CREATE INDEX bloomidx ON tbloom USING bloom (i1,i2,i3)
WITH (length=80, col1=2, col2=2, col3=4);
The index is created with a signature length of 80 bits, with attributes i1 and i2 mapped to 2 bits, and attribute i3 mapped to 4 bits. We could have omitted the length, col1, and col2 specifications since those have the default values.
Here is a more complete example of bloom index definition and usage, as well as a comparison with equivalent btree indexes. The bloom index is considerably smaller than the btree index, and can perform better.
=# CREATE TABLE tbloom AS
SELECT
(random() * 1000000)::int as i1,
(random() * 1000000)::int as i2,
(random() * 1000000)::int as i3,
(random() * 1000000)::int as i4,
(random() * 1000000)::int as i5,
(random() * 1000000)::int as i6
FROM
generate_series(1,10000000);
SELECT 10000000
=# CREATE INDEX bloomidx ON tbloom USING bloom (i1, i2, i3, i4, i5, i6);
CREATE INDEX
=# SELECT pg_size_pretty(pg_relation_size('bloomidx'));
pg_size_pretty
----------------
153 MB
(1 row)
=# CREATE index btreeidx ON tbloom (i1, i2, i3, i4, i5, i6);
CREATE INDEX
=# SELECT pg_size_pretty(pg_relation_size('btreeidx'));
pg_size_pretty
----------------
387 MB
(1 row)
A sequential scan over this large table takes a long time:
=# EXPLAIN ANALYZE SELECT * FROM tbloom WHERE i2 = 898732 AND i5 = 123451;
QUERY PLAN
------------------------------------------------------------------------------------------------------------
Seq Scan on tbloom (cost=0.00..213694.08 rows=1 width=24) (actual time=1445.438..1445.438 rows=0 loops=1)
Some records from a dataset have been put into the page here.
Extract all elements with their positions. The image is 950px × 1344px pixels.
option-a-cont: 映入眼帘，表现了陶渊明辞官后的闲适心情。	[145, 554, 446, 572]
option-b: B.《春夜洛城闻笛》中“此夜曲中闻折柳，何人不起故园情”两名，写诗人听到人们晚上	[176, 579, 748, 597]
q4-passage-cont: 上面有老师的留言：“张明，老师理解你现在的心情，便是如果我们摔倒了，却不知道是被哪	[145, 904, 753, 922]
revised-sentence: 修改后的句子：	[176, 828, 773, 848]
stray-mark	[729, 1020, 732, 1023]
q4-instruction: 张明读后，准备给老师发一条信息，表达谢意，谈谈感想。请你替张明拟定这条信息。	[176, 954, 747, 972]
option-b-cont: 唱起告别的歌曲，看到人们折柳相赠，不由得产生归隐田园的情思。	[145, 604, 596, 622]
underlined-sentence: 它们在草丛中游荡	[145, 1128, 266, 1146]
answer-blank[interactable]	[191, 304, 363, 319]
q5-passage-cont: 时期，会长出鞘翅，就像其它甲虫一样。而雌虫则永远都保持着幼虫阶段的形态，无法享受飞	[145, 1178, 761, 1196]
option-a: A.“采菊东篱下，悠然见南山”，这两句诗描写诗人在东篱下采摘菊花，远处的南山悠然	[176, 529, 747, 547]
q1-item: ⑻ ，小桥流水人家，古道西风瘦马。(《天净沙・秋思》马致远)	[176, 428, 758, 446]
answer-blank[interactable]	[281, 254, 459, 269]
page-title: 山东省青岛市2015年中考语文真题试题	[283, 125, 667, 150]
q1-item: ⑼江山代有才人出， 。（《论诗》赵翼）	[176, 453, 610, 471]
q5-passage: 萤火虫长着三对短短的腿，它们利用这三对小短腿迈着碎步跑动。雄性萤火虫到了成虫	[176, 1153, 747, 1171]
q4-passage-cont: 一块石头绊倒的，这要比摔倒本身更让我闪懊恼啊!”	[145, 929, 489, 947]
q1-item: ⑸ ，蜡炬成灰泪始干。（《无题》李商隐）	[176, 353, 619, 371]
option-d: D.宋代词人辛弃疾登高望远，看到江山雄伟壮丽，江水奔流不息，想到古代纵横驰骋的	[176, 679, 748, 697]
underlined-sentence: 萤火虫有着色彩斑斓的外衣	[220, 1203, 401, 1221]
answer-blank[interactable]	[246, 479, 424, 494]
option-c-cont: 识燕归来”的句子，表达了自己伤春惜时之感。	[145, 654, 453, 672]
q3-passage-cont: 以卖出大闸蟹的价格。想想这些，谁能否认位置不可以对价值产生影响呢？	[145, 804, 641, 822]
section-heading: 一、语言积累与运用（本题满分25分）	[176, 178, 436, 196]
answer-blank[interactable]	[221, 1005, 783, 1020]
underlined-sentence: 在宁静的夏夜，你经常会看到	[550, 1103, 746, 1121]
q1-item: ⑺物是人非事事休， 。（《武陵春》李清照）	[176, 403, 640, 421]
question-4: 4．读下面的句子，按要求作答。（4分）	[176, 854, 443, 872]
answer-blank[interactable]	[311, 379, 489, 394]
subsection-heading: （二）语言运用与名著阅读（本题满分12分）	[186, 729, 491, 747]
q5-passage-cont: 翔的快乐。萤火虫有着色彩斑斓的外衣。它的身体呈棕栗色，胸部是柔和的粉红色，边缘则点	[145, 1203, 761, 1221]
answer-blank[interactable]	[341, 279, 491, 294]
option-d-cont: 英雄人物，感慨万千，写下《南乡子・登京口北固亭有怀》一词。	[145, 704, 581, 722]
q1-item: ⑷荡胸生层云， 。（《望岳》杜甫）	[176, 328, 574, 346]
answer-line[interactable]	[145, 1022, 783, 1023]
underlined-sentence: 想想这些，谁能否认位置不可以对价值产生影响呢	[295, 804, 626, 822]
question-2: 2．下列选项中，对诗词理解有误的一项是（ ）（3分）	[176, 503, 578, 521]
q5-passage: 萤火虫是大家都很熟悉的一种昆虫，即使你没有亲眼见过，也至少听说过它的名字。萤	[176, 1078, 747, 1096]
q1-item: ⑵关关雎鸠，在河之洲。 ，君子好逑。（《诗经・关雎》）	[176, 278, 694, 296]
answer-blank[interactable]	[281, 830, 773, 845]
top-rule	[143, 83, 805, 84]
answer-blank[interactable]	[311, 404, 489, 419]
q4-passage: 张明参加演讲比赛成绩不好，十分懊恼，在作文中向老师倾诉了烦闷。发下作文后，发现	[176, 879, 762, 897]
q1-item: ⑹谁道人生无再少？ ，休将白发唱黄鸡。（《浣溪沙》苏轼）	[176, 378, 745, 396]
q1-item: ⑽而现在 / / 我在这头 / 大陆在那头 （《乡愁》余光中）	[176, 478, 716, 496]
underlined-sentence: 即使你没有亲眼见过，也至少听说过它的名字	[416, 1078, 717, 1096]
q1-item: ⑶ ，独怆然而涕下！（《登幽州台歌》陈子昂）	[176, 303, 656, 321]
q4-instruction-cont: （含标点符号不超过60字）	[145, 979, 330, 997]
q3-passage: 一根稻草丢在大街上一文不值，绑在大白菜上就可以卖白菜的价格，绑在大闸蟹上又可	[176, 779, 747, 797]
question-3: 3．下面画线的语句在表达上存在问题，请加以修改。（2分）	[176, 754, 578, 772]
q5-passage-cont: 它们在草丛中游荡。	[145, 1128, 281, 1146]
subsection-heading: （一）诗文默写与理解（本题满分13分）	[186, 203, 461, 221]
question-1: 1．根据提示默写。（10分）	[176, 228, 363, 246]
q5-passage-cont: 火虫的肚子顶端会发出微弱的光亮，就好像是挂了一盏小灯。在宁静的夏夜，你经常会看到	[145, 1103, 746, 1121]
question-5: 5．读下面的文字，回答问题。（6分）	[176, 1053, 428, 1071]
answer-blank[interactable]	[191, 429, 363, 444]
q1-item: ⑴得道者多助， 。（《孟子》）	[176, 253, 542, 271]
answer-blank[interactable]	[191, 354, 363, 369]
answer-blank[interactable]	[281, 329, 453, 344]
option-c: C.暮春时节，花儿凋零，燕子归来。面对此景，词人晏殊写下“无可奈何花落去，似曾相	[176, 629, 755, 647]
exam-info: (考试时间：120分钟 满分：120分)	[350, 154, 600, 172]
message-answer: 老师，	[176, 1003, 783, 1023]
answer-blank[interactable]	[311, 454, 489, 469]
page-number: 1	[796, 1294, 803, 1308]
Filter: ((i2 = 898732) AND (i5 = 123451))
Rows Removed by Filter: 10000000
Planning time: 0.177 ms
Execution time: 1445.473 ms
(5 rows)
So the planner will usually select an index scan if possible. With a btree index, we get results like this:
=# EXPLAIN ANALYZE SELECT * FROM tbloom WHERE i2 = 898732 AND i5 = 123451;
QUERY PLAN
--------------------------------------------------------------------------------------------------------------------------------
Index Only Scan using btreeidx on tbloom (cost=0.56..298311.96 rows=1 width=24) (actual time=445.709..445.709 rows=0 loops=1)
Index Cond: ((i2 = 898732) AND (i5 = 123451))
Heap Fetches: 0
Planning time: 0.193 ms
Execution time: 445.770 ms
(5 rows)
Bloom is better than btree in handling this type of search:
=# EXPLAIN ANALYZE SELECT * FROM tbloom WHERE i2 = 898732 AND i5 = 123451;
QUERY PLAN
---------------------------------------------------------------------------------------------------------------------------
Bitmap Heap Scan on tbloom (cost=178435.39..178439.41 rows=1 width=24) (actual time=76.698..76.698 rows=0 loops=1)
Recheck Cond: ((i2 = 898732) AND (i5 = 123451))
Rows Removed by Index Recheck: 2439
Heap Blocks: exact=2408
-> Bitmap Index Scan on bloomidx (cost=0.00..178435.39 rows=1 width=0) (actual time=72.455..72.455 rows=2439 loops=1)
Index Cond: ((i2 = 898732) AND (i5 = 123451))
Planning time: 0.475 ms
Execution time: 76.778 ms
(8 rows)
An operator class for bloom indexes requires only a hash function for the indexed data type and an equality operator for searching. This example shows the operator class definition for the text data type:
CREATE OPERATOR CLASS text_ops
DEFAULT FOR TYPE text USING bloom AS
OPERATOR 1 =(text, text),
FUNCTION 1 hashtext(text);
F.5.4. Limitations
Only operator classes for int4 and text are included with the module.
Only the = operator is supported for search. But it is possible to add support for arrays with union and intersection operations in the future.
bloom access method doesn't support UNIQUE indexes.
bloom access method doesn't support searching for NULL values.